The CR16X commands include:

• Moving instructions

• MOVB/W/D – Move the source variable to the destination variable

• MOVXB/W – Converts original BYTE/WORD data to WORD/DWORD based on the sign number.

• MOVZB/W - Converts the original BYTE/WORD data to WORD/DWORD, padding all high-order bits with zeros.

• Mathematical Calculation Instructions

• ADDB/W/D – General Addition

• ADDUB/W/D – General addition does not affect PSR.

• ADDCB/W/D – Adds the carry flag to the destination variable.

• SUBB/W/D – General subtraction.

• SUBCB/W - Subtract the carry flag along with the target variable.

• MULB/W – General multiplication.

• MULSB/W – Multiplication of signed numbers.

• MACSW/MACUW/MACQW – Multiply two signed/unsigned variables and add the result to the target variable.

• Comparison instructions

• CMPB/W/D – Comparison of two variables

• Bcond – If the conditions are met, jump to a space within a relative spatial range of 0-16M.

• BEQ0B/W, BNE0B/W – Jump if the source variable is 0 or not 0.

cond Code	Condition	True State
EQ	Equal	Z=1
IS	Not Equal	Z=0
CS	Carry Set	C=1
CC	Carry Clear	C=0
HI	Higher [unsigned]	L=1
LS	Lower or Same [unsigned]	L=0
GT	Greater [signed]	N=1
THE	Less or Equal [signed]	N=0
FS	Flag Set	F=1
FC	Flag Clear	F=0
IT	Lower	Z=0 and L=0
HS	Higher or Same	Z=1 or L=1
LT	Less	Z=0 and N=0
GE	Greater or Equal	Z=1 or N=1

• Logical calculus instructions

• ANDB/W/D – Performs logical AND operations

• ORB/W/D - Performs logical OR operations.

• XORB/W/D - Performs a logical XOR operation.

• Scond – Stores the judgment result in the target variable

• Displacement calculation instructions

• ASHUB/W/D – A shift operation that fills in empty spaces with signed values. Positive values ​​shift left; negative values ​​shift right.

• LSHB/W/D - Shift operation that fills empty bits with zeros. Positive values ​​shift left; negative values ​​shift right.

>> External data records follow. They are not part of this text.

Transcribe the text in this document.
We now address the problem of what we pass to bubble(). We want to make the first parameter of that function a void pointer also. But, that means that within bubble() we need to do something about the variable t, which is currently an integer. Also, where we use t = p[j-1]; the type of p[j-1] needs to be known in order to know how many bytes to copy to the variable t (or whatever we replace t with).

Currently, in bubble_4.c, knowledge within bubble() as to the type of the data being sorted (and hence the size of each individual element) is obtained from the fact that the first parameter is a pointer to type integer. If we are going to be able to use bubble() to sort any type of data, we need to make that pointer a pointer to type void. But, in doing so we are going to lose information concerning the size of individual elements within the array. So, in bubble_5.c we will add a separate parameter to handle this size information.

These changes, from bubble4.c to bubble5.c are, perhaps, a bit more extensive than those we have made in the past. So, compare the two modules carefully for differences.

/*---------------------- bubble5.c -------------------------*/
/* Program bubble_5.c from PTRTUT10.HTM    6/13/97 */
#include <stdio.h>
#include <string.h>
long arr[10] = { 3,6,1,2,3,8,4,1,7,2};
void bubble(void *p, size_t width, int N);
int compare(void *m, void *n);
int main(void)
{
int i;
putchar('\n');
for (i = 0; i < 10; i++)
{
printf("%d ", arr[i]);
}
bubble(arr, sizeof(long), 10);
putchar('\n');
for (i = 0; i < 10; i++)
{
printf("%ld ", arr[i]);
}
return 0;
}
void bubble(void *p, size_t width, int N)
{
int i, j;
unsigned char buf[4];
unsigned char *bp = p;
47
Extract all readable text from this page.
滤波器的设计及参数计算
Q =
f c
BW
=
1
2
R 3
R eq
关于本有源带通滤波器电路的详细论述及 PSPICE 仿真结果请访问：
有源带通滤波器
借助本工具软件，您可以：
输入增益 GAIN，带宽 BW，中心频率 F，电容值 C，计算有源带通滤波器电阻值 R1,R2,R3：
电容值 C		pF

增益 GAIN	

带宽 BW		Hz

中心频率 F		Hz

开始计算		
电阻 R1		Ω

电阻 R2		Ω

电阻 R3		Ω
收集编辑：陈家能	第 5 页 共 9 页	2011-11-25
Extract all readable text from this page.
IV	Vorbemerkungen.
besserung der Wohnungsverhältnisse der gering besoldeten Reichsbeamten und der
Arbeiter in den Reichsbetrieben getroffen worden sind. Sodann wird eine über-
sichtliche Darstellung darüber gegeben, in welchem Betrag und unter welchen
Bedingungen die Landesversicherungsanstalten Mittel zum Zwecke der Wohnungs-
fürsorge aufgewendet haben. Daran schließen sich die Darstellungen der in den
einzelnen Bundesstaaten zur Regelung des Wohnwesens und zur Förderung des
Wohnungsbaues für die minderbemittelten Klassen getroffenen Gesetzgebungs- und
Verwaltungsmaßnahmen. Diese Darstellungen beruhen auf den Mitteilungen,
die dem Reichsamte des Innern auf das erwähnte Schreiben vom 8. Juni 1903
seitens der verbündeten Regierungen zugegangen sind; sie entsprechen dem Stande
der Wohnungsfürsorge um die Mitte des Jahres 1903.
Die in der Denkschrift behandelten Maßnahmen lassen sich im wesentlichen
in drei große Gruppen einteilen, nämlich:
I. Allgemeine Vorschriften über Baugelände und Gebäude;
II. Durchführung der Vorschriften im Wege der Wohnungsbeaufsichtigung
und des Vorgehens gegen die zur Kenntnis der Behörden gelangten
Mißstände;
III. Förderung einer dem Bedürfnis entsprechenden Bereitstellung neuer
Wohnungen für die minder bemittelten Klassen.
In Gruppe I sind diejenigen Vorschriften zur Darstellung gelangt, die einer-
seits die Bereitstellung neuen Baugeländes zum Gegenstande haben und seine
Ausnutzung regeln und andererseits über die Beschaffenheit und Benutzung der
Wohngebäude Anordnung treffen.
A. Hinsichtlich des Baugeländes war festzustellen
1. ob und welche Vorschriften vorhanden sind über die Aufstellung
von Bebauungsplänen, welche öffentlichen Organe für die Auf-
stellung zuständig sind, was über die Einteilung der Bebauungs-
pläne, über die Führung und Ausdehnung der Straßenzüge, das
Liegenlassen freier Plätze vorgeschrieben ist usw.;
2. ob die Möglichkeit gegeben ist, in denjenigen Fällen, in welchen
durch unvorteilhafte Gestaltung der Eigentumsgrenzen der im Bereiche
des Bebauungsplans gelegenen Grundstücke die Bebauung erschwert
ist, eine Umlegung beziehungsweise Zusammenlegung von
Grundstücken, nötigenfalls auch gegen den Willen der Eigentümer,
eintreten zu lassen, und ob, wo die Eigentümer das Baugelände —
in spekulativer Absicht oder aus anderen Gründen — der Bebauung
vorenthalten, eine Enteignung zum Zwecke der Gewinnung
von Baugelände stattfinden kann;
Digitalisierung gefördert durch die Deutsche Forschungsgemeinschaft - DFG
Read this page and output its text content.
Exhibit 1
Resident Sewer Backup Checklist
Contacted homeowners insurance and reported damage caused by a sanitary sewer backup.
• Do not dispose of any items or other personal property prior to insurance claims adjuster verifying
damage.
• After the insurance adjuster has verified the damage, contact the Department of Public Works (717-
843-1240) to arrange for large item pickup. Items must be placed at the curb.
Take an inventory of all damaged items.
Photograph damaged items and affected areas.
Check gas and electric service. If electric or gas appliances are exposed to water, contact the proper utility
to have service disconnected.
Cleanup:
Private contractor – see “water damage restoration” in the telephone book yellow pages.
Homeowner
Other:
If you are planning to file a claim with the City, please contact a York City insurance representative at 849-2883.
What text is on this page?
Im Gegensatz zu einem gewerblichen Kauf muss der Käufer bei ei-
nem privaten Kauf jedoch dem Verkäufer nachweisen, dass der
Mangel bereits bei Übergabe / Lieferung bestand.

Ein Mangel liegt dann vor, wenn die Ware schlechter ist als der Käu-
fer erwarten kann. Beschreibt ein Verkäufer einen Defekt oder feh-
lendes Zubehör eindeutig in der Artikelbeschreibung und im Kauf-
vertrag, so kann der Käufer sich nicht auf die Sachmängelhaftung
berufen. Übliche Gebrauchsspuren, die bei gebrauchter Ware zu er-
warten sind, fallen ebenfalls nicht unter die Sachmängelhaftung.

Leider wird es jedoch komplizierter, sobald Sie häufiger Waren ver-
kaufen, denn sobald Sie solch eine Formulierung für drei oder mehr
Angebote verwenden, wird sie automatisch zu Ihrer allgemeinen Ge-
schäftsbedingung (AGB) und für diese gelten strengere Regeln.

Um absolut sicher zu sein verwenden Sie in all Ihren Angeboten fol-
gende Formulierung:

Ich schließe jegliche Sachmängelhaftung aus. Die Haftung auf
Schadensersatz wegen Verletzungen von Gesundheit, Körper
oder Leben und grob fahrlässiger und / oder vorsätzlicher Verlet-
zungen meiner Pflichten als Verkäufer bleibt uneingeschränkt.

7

• Bit calculus instructions

• CBITB/W – Clears the specified bits of the target variable.

• SBITB/W – Sets the specified bits of the target variable

• TBIT/B/W – Tests the potential of a specified bit in a temporary register/memory.

• Processor arithmetic instructions

• LPR/D – Reads the processor's temporary registers

• SPR/D – Sets the processor's temporary register

• CINV[I,D,U] – Clears instructions, data, or non-LOCKed portions from the cache.

• DI – Disable programmable interruption

• EI – Enables programmable interrupts

• EIWAIT – Enables programmable interrupts when the next interrupt occurs.

• NOP – Do nothing.

• WAIT – The program pauses execution until an interrupt occurs.

• Jump and link commands

• BAL RA,L – Stores the address of the next instruction in RA, then jumps to program L for execution.

• BR – Unconditional Jump

• EXCP – Exception Handling

• Jcond – Jumps to the absolute address if the condition is true.

• JAL RA,L - Stores the address of the next instruction in RA, then jumps to program L to execute.

• JUMP - Unconditional Jump

• RETX – Return from interrupt service routine

• POPRT – Retrieves the value of a register in the stack.

• PUSH – Moves the value of a temporary register to the stack.

• Loading and saving instructions

• LOADB/W/D – Loads the value of a memory or temporary register.

• STORB/W/D – Stores the value in memory or a temporary register.

• LOADM/MP – Loads the value of the memory corresponding to R0/(R1,R0) into temporary registers R2, R3, R4, R5, R8, R9, R10, R11, etc., up to a maximum of 8 temporary registers.

• STORM/MP - Stores the values ​​of registers [R2, R3, R4, R5, R8, R9, R10, R11] into the memory corresponding to R0/(R1,R0). A maximum of 8 values ​​can be stored.